|LievenDV sings and plays guitar in the Belgian band Point Fifty. He is a reverb nut and enjoys discovering innovating technology.|
As a rhythm guitarists, I'm always very interested in thickening my sound with some texture and yet I've never been a big fan of chorus and flanger, probably because it reminded me too much of the excessive use of the eighties and nineties. I tried adding lower and higher octaves or some harmonies in any possible conceivable combination but I always felt like a hair metal lead player when I turned them on.
I was wondering if this pedal would be for me then...
The Digitech Luxe is a straightforward detune pedal. Its detune function is similar to that of the Whammy. It comes in a very basic layout and frankly, that's all you need for this.
You'll find two controls, "Level" and "Detune".
Level is the amount of the detuned signal in the blend with the dry signal. 12 o' clock gives you 50/50, just as you would expect.
The Detune can go from 50 cents below to above the original pitch. The design and build quality of Digitech products is great these days. Haters gonna hate when they read this but quality digital effects like this are no cheapo, retarded little brother to "original", analog effects. I even believe Digitech is one of the handful of brands that, through their own learnings over the years, helped to affirm the street cred of digital on the pedalboard.
This pedal doubles up your instrument, any instrument actually. I can see guitars but also keyboards or even saxophones using this pedal. For electric rhythm playing, I got nice chugging riffs with a slight detune and a fair amount of mix. An interesting way to fatten up single coils, as your sound won't go to "digital" or "new wave" like a chorus.
A detuner like this is an excellent option for the modern player with a nostalgic taste. (I can't believe I wrote that just now). Fans of 70's rock will dig this pedal, as they will quickly be inspired to try some licks from their favorite classics.
Don't think as it of a lead guitar doubler; clean or slightly overdrive guitars will add flavor and originality to what you might think is the most boring strummed progression.

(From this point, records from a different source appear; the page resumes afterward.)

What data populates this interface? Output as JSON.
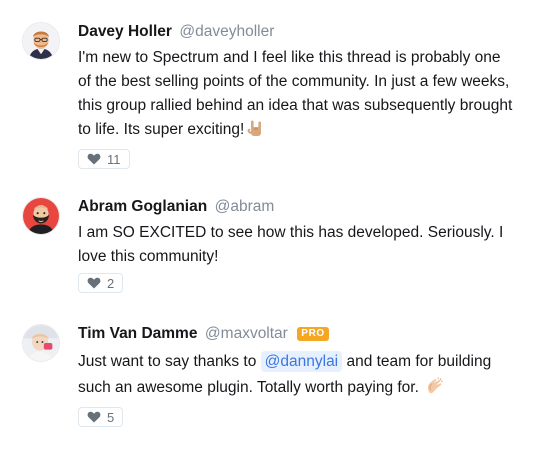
{
  "messages": [
    {
      "author": "Davey Holler",
      "handle": "@daveyholler",
      "lines": [
        "I'm new to Spectrum and I feel like this thread is probably one",
        "of the best selling points of the community. In just a few weeks,",
        "this group rallied behind an idea that was subsequently brought",
        "to life. Its super exciting!"
      ],
      "emoji": "rock-on-hand-emoji",
      "reaction_count": "11"
    },
    {
      "author": "Abram Goglanian",
      "handle": "@abram",
      "lines": [
        "I am SO EXCITED to see how this has developed. Seriously. I",
        "love this community!"
      ],
      "reaction_count": "2"
    },
    {
      "author": "Tim Van Damme",
      "handle": "@maxvoltar",
      "badge": "PRO",
      "line1_prefix": "Just want to say thanks to ",
      "mention": "@dannylai",
      "line1_suffix": " and team for building",
      "line2": "such an awesome plugin. Totally worth paying for.",
      "emoji": "clapping-hands-emoji",
      "reaction_count": "5"
    }
  ],
  "icons": {
    "reaction": "heart-icon"
  },
  "colors": {
    "mention_bg": "#e6f0ff",
    "mention_text": "#3b77e0",
    "pro_badge": "#f5a623",
    "handle": "#828c99",
    "reaction_border": "#dfe7ef"
  }
}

Even though tuning up instead of down isn't the most intuitive thing to do, you should really try it. If you play along a bass player and you have a reverb with shimmer effect, you two can cover quite some "sonic ground" when using this pedal. I might be a fan for tools that have specific soundscaping possibilities but this pedal could easily be switched on on half your band originals because it helped to define your sound.

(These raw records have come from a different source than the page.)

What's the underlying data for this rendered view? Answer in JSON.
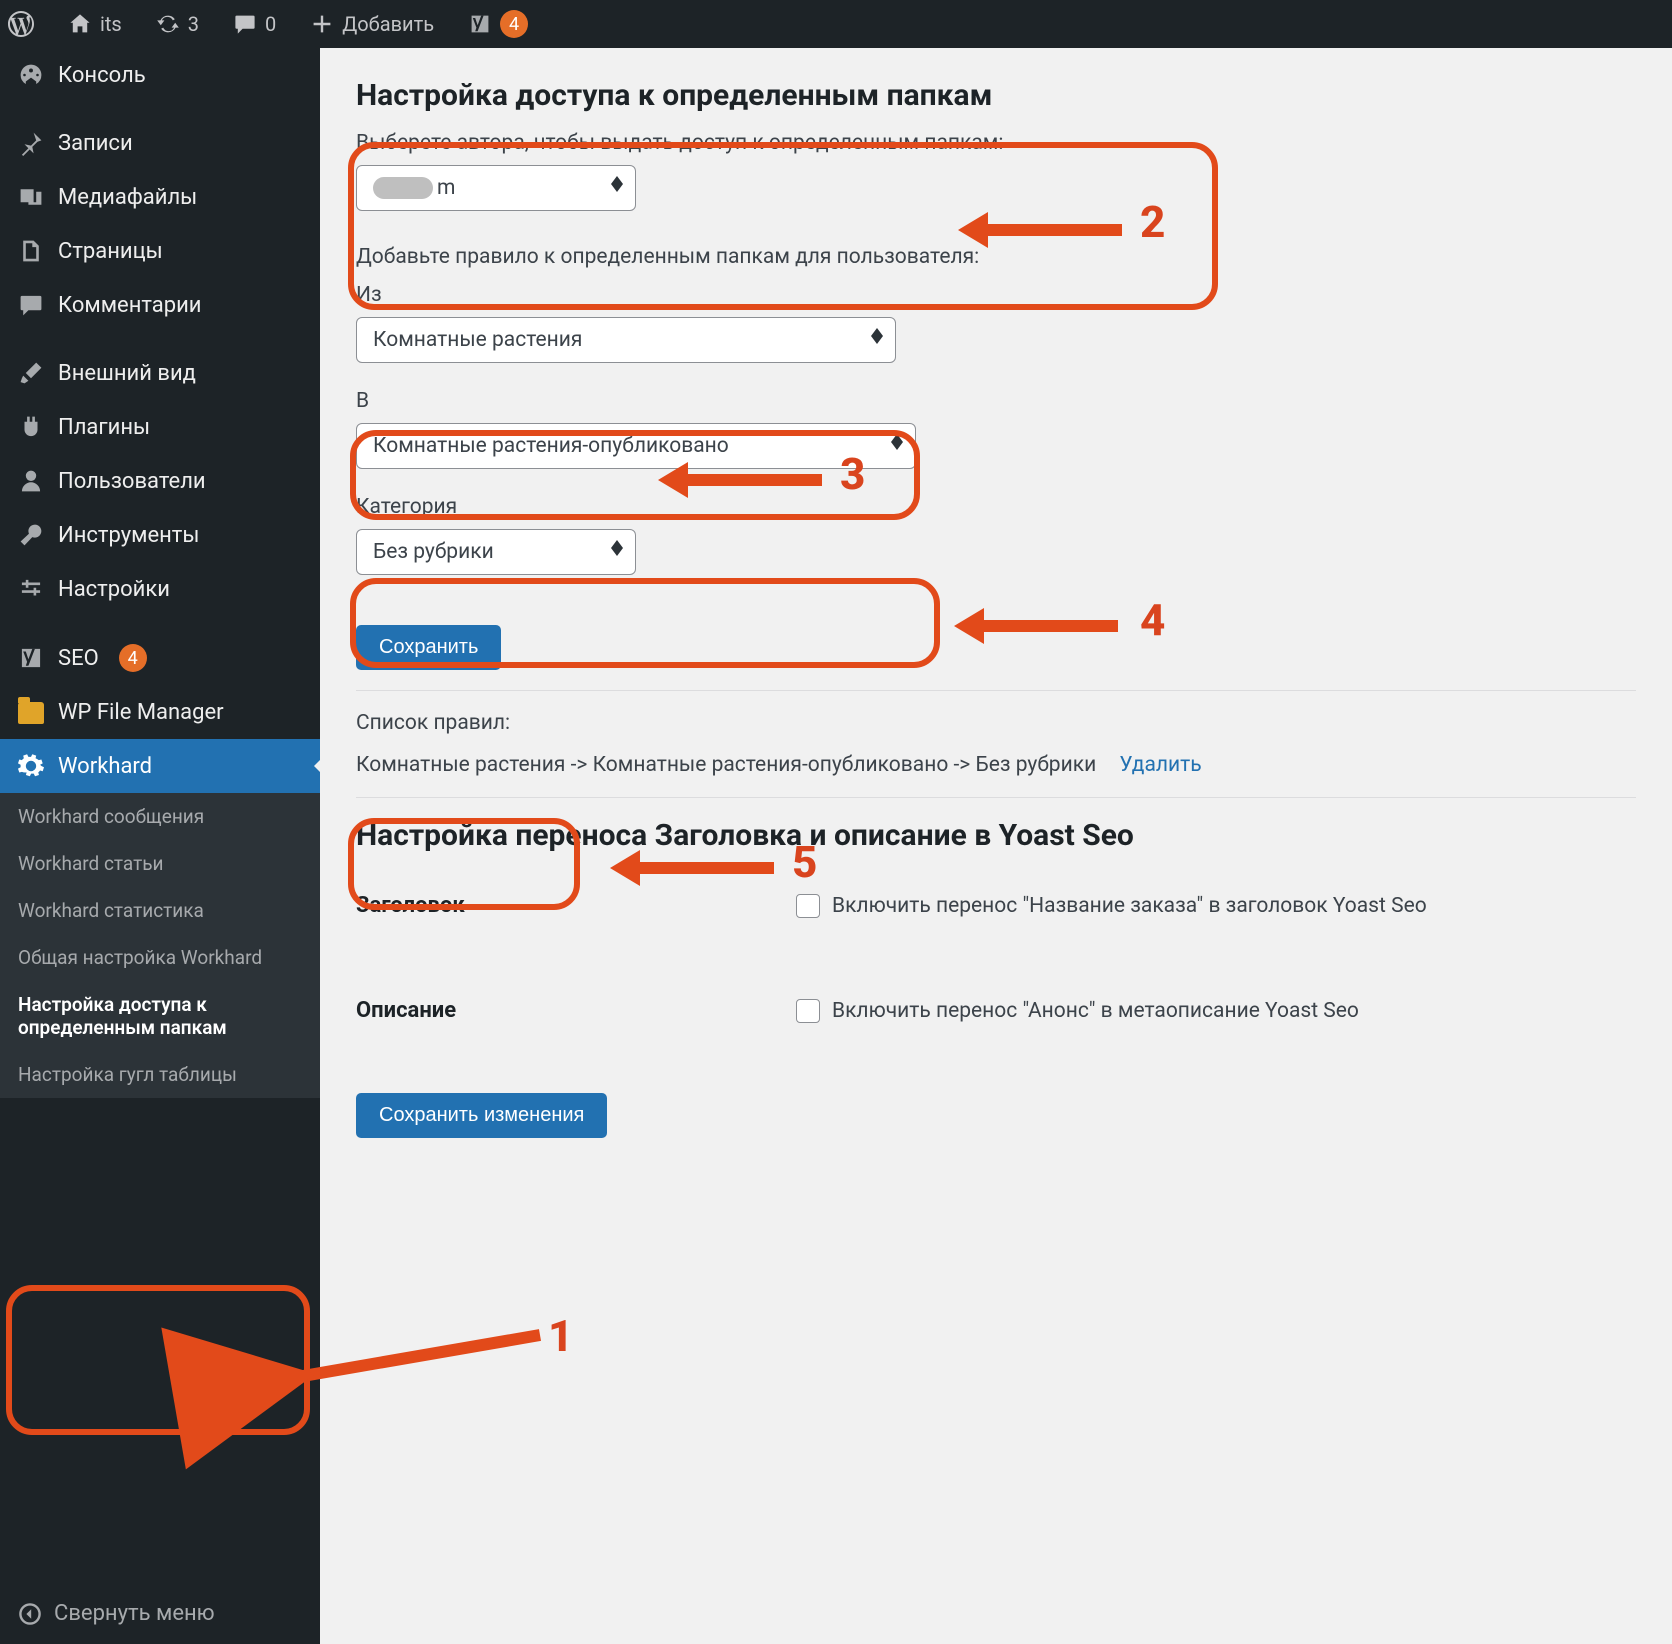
{
  "adminbar": {
    "site_name": "its",
    "refresh_count": "3",
    "comments_count": "0",
    "add_label": "Добавить",
    "yoast_badge": "4"
  },
  "sidebar": {
    "items": [
      {
        "label": "Консоль"
      },
      {
        "label": "Записи"
      },
      {
        "label": "Медиафайлы"
      },
      {
        "label": "Страницы"
      },
      {
        "label": "Комментарии"
      },
      {
        "label": "Внешний вид"
      },
      {
        "label": "Плагины"
      },
      {
        "label": "Пользователи"
      },
      {
        "label": "Инструменты"
      },
      {
        "label": "Настройки"
      },
      {
        "label": "SEO",
        "badge": "4"
      },
      {
        "label": "WP File Manager"
      },
      {
        "label": "Workhard"
      }
    ],
    "submenu": [
      "Workhard сообщения",
      "Workhard статьи",
      "Workhard статистика",
      "Общая настройка Workhard",
      "Настройка доступа к определенным папкам",
      "Настройка гугл таблицы"
    ],
    "collapse": "Свернуть меню"
  },
  "content": {
    "h1": "Настройка доступа к определенным папкам",
    "author_prompt": "Выберете автора, чтобы выдать доступ к определенным папкам:",
    "author_value_tail": "m",
    "rule_prompt": "Добавьте правило к определенным папкам для пользователя:",
    "from_label": "Из",
    "from_value": "Комнатные растения",
    "to_label": "В",
    "to_value": "Комнатные растения-опубликовано",
    "cat_label": "Категория",
    "cat_value": "Без рубрики",
    "save_btn": "Сохранить",
    "rules_title": "Список правил:",
    "rule_text": "Комнатные растения -> Комнатные растения-опубликовано -> Без рубрики",
    "delete_link": "Удалить",
    "yoast_h2": "Настройка переноса Заголовка и описание в Yoast Seo",
    "title_th": "Заголовок",
    "title_cb": "Включить перенос \"Название заказа\" в заголовок Yoast Seo",
    "desc_th": "Описание",
    "desc_cb": "Включить перенос \"Анонс\" в метаописание Yoast Seo",
    "save_changes": "Сохранить изменения"
  },
  "annotations": {
    "n1": "1",
    "n2": "2",
    "n3": "3",
    "n4": "4",
    "n5": "5"
  }
}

I -had- to plug in my electro-acoustic guitar as well. I haven't tried it with a 12 string but a bit of detune (up or down and amount to taste of course) gave my guitar a bit more to carry my vocals.
To answer the question I started off with; yes, this pedal is something for me. Usable toneshaping with the ability to be refreshing or downright cliché when you want to, on various instruments in various styles. I think the amount of practical applications drops as you go more into extreme settings but that's the case with most pedals.
I predict this one to be one of the most underrated pedals of this time. Don't be fooled by the "mere" two controls. Much is up to your own creative applications and other pedals like overdrive, distortions and especially time based effects like reverb and delays with their shimmers, wobbles and tape age functionalities.
Great for: players bored with chorus and flanger but in search of texture and "fattening"
not your thing when: you are actually looking for that typical chorus or flanger. It might osund similar at first but that's not the point of this pedal.